The onerous tests and often duplicative training these doctors must go through are intended to make sure they meet this country’s high quality standards, which U.S. medical industry groups say are unmatched elsewhere in the world.
But many foreign physicians and their advocates argue that the process is unnecessarily restrictive and time-consuming, particularly since America’s need for doctors will expand sharply in a few short months under President Barack Obama’s health care law. They point out that medical services cost far more in the U.S. than elsewhere in the world, in part because of such restrictions.
The United States already faces a shortage of physicians in many parts of the country. And that shortage is going to get exponentially worse, studies predict, when the health care law insures millions more Americans starting in 2014.

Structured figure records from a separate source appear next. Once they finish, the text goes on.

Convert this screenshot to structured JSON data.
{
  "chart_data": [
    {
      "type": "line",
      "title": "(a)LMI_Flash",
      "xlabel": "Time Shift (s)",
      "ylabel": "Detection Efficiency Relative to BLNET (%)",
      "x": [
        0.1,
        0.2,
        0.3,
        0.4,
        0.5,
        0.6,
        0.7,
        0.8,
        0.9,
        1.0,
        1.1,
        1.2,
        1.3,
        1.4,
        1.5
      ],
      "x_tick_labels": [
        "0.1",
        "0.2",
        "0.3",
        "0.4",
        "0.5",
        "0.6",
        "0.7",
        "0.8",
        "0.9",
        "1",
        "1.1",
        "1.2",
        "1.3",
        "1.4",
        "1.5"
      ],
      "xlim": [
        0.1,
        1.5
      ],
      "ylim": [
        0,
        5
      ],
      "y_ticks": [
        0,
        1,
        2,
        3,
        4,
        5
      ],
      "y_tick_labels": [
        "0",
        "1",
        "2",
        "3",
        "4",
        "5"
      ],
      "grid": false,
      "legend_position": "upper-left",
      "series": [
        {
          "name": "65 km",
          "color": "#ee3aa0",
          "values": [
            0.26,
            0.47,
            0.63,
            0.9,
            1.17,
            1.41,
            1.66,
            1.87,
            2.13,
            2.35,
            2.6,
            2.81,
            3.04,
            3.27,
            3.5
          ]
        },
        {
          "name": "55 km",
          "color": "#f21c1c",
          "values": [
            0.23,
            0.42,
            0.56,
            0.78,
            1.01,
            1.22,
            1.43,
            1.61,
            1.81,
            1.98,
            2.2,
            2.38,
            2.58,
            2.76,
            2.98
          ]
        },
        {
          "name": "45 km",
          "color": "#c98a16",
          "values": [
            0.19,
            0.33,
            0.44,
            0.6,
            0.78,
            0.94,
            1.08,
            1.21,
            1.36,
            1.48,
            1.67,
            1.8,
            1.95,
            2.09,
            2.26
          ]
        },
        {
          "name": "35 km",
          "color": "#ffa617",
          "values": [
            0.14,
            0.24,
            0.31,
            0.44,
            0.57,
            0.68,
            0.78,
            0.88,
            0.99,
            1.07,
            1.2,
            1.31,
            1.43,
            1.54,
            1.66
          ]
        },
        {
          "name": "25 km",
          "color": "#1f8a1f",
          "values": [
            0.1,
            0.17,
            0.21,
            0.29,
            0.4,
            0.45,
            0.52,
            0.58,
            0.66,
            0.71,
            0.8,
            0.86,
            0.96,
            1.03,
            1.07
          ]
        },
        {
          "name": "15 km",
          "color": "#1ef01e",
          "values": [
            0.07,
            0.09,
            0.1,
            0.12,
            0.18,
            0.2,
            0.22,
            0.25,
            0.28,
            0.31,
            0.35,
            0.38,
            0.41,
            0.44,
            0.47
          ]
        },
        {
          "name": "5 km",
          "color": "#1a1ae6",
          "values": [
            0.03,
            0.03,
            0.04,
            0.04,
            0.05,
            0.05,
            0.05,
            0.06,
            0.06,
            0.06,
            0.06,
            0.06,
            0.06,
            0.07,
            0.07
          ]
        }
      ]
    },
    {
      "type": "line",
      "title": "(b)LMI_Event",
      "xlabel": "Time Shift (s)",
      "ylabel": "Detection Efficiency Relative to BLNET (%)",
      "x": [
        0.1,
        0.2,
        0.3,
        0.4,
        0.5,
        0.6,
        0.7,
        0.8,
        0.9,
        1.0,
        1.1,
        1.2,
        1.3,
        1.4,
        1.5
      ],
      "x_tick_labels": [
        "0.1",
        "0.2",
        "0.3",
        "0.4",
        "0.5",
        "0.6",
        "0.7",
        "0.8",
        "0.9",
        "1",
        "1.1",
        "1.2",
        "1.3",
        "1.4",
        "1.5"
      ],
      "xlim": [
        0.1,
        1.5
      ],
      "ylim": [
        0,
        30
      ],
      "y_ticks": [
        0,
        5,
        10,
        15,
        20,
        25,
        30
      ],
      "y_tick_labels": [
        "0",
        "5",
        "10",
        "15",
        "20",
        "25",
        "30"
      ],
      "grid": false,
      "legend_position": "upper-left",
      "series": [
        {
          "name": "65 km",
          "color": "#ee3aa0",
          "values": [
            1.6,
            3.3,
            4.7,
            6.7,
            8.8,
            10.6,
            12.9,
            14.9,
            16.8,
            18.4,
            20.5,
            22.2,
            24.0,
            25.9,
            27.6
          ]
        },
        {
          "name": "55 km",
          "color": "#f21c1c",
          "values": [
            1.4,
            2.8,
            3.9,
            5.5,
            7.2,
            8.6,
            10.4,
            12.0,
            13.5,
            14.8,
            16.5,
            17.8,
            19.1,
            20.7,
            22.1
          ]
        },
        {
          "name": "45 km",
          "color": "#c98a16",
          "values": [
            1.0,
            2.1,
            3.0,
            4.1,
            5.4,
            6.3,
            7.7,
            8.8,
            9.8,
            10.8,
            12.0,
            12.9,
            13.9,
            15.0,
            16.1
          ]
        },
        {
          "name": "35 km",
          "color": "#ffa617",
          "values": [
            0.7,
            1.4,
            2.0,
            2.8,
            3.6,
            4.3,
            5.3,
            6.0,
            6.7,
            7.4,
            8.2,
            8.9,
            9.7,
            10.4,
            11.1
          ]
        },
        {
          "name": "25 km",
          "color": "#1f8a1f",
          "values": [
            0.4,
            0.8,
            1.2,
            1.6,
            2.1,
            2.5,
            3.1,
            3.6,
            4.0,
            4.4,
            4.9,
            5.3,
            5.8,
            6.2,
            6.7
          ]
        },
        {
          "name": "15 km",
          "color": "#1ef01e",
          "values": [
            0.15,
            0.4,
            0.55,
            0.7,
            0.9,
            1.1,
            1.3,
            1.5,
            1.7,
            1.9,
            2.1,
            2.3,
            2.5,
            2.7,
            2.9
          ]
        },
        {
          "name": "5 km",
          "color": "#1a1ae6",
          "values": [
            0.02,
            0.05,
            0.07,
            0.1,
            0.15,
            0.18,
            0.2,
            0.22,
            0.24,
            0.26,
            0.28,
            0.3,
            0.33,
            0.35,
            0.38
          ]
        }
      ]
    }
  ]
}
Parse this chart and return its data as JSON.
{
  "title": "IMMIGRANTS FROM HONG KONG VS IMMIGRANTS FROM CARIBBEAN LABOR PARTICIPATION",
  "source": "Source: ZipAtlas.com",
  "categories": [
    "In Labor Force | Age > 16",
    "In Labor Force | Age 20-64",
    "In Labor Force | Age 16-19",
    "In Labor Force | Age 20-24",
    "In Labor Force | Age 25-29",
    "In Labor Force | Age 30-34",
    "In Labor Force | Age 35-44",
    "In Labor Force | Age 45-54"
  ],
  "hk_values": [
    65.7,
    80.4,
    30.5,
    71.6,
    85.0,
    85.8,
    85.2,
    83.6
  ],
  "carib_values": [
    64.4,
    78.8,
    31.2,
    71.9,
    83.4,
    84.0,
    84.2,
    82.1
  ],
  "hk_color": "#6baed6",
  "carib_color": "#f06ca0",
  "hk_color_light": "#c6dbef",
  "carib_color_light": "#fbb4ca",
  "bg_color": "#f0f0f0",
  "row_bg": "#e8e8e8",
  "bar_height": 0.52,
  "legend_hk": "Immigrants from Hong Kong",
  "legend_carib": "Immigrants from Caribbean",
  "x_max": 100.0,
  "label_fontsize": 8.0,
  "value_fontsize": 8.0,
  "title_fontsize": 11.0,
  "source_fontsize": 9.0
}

“It doesn’t cost the taxpayers a penny because these doctors come fully trained,” said Nyapati Raghu Rao, the Indian-born chairman of psychiatry at Nassau University Medical Center and a past chairman of the American Medical Association’s international medical graduates governing council. “It is doubtful that the U.S. can respond to the massive shortages without the participation of international medical graduates. But we’re basically ignoring them in this discussion and I don’t know why that is.”
But immigrant doctors, no matter how experienced and well trained, must run a long, costly and confusing gantlet before they can actually practice here.
The counterargument for making it easier for foreign physicians to practice in the United States — aside from concerns about quality controls — is that doing so will draw more physicians from poor countries. These places often have paid for their doctors’ medical training with public funds, on the assumption that those doctors will stay.
“We need to wean ourselves from our extraordinary dependence on importing doctors from the developing world,” said Fitzhugh Mullan, a professor of medicine and health policy at George Washington University in Washington, D.C. “We can’t tell other countries to nail their doctors’ feet to the ground at home. People will want to move and they should be able to. But we have created a huge, wide, open market by undertraining here, and the developing world responds.”